Bereits 1290 wurden Juden in der Reichsstadt Nördlingen das Ziel gewalttätiger Ausschreitungen. Im Rintfleisch-Pogrom 1298 wurden laut einem Eintrag im Nürnberger Memorbuch acht Nördlinger Juden ermordet. In der Folgezeit hatte die Gemeinschaft offenbar wieder eine relevante Größe erreicht, denn das um 1300 verfasste Stadtrecht enthielt einen Passus, der das Pfandrecht für ansässige jüdische Geldhändler regelte. Das erste nachweisbare Wohnhaus, das auch einen Betraum beherbergte, befand sich am heutigen Brettermarkt 4. Kaiser Ludwig der Bayer (reg. 1314-1347) verpfändete im Jahr 1324 die Judensteuer von Nördlingen und Ulm an die Grafen von Oettingen, neun Jahre später stellte er die Gemeinde wieder unter seinen besonderen Schutz.

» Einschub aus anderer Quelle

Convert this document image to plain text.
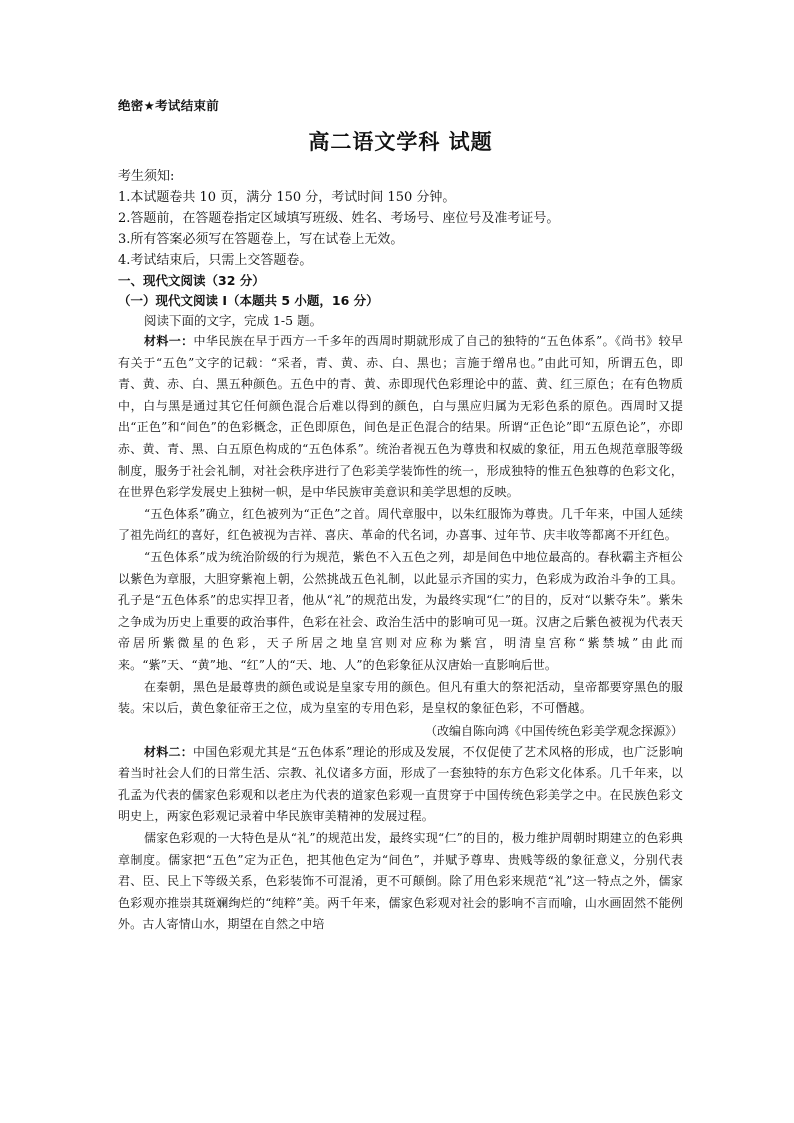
绝密★考试结束前
高二语文学科 试题
考生须知:
1.本试题卷共 10 页，满分 150 分，考试时间 150 分钟。
2.答题前，在答题卷指定区域填写班级、姓名、考场号、座位号及准考证号。
3.所有答案必须写在答题卷上，写在试卷上无效。
4.考试结束后，只需上交答题卷。
一、现代文阅读（32 分）
（一）现代文阅读 I（本题共 5 小题，16 分）
阅读下面的文字，完成 1-5 题。

材料一：中华民族在早于西方一千多年的西周时期就形成了自己的独特的“五色体系”。《尚书》较早有关于“五色”文字的记载：“采者，青、黄、赤、白、黑也；言施于缯帛也。”由此可知，所谓五色，即青、黄、赤、白、黑五种颜色。五色中的青、黄、赤即现代色彩理论中的蓝、黄、红三原色；在有色物质中，白与黑是通过其它任何颜色混合后难以得到的颜色，白与黑应归属为无彩色系的原色。西周时又提出“正色”和“间色”的色彩概念，正色即原色，间色是正色混合的结果。所谓“正色论”即“五原色论”，亦即赤、黄、青、黑、白五原色构成的“五色体系”。统治者视五色为尊贵和权威的象征，用五色规范章服等级制度，服务于社会礼制，对社会秩序进行了色彩美学装饰性的统一，形成独特的惟五色独尊的色彩文化，在世界色彩学发展史上独树一帜，是中华民族审美意识和美学思想的反映。

“五色体系”确立，红色被列为“正色”之首。周代章服中，以朱红服饰为尊贵。几千年来，中国人延续了祖先尚红的喜好，红色被视为吉祥、喜庆、革命的代名词，办喜事、过年节、庆丰收等都离不开红色。

“五色体系”成为统治阶级的行为规范，紫色不入五色之列，却是间色中地位最高的。春秋霸主齐桓公以紫色为章服，大胆穿紫袍上朝，公然挑战五色礼制，以此显示齐国的实力，色彩成为政治斗争的工具。孔子是“五色体系”的忠实捍卫者，他从“礼”的规范出发，为最终实现“仁”的目的，反对“以紫夺朱”。紫朱之争成为历史上重要的政治事件，色彩在社会、政治生活中的影响可见一斑。汉唐之后紫色被视为代表天帝居所紫微星的色彩，天子所居之地皇宫则对应称为紫宫，明清皇宫称“紫禁城”由此而来。“紫”天、“黄”地、“红”人的“天、地、人”的色彩象征从汉唐始一直影响后世。

在秦朝，黑色是最尊贵的颜色或说是皇家专用的颜色。但凡有重大的祭祀活动，皇帝都要穿黑色的服装。宋以后，黄色象征帝王之位，成为皇室的专用色彩，是皇权的象征色彩，不可僭越。

（改编自陈向鸿《中国传统色彩美学观念探源》）

材料二：中国色彩观尤其是“五色体系”理论的形成及发展，不仅促使了艺术风格的形成，也广泛影响着当时社会人们的日常生活、宗教、礼仪诸多方面，形成了一套独特的东方色彩文化体系。几千年来，以孔孟为代表的儒家色彩观和以老庄为代表的道家色彩观一直贯穿于中国传统色彩美学之中。在民族色彩文明史上，两家色彩观记录着中华民族审美精神的发展过程。

儒家色彩观的一大特色是从“礼”的规范出发，最终实现“仁”的目的，极力维护周朝时期建立的色彩典章制度。儒家把“五色”定为正色，把其他色定为“间色”，并赋予尊卑、贵贱等级的象征意义，分别代表君、臣、民上下等级关系，色彩装饰不可混淆，更不可颠倒。除了用色彩来规范“礼”这一特点之外，儒家色彩观亦推崇其斑斓绚烂的“纯粹”美。两千年来，儒家色彩观对社会的影响不言而喻，山水画固然不能例外。古人寄情山水，期望在自然之中培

Die "Judenschaft" von Nördlingen besaß wie jene in Augsburg das kaiserliche Privileg der peinlichen Gerichtsbarkeit über fremde Juden. Am 21. November 1331 gewährte Kaiser Ludwig IV. der Bayer (reg. 1314-1347) den Juden in Nördlingen eine eigene Strafgerichtsbarkeit, mit dem Recht Leibstrafen anzuwenden. Im Pestjahr 1348 kam es in der Stadt zu antisemitischen Ausschreitungen. Während des Pogroms wurden hier wie andernorts Juden ihres Besitzes beraubt, gefangengesetzt und ermordet. Dazu kam, dass die Grafen von Öettingen den Nördlinger Bürgern erlaubten, ihre Schulden bei den jüdischen Geldgebern einfach zu streichen. Im Pestpogrom erlosch die Gemeinde, doch bereits zum Jahresende erlaubte der römisch-deutsche König und spätere Kaiser Karl IV. (reg. 1346-1378) der Reichsstadt erneut die Aufnahme von Juden. Daraufhin bildete sich bis spätestens 1357 wieder eine Kultusgemeinde. Den Beweis dafür liefert das Nördlinger Urkundenbuch, das für dieses Jahr erstmals wieder eine Synagoge erwähnt. Dieser Sakralbau stand an der Westseite der Judengasse (Haus Nr. 830, später D 15), die zwischen der alten Stadtmauer und dem Marktplatz lag.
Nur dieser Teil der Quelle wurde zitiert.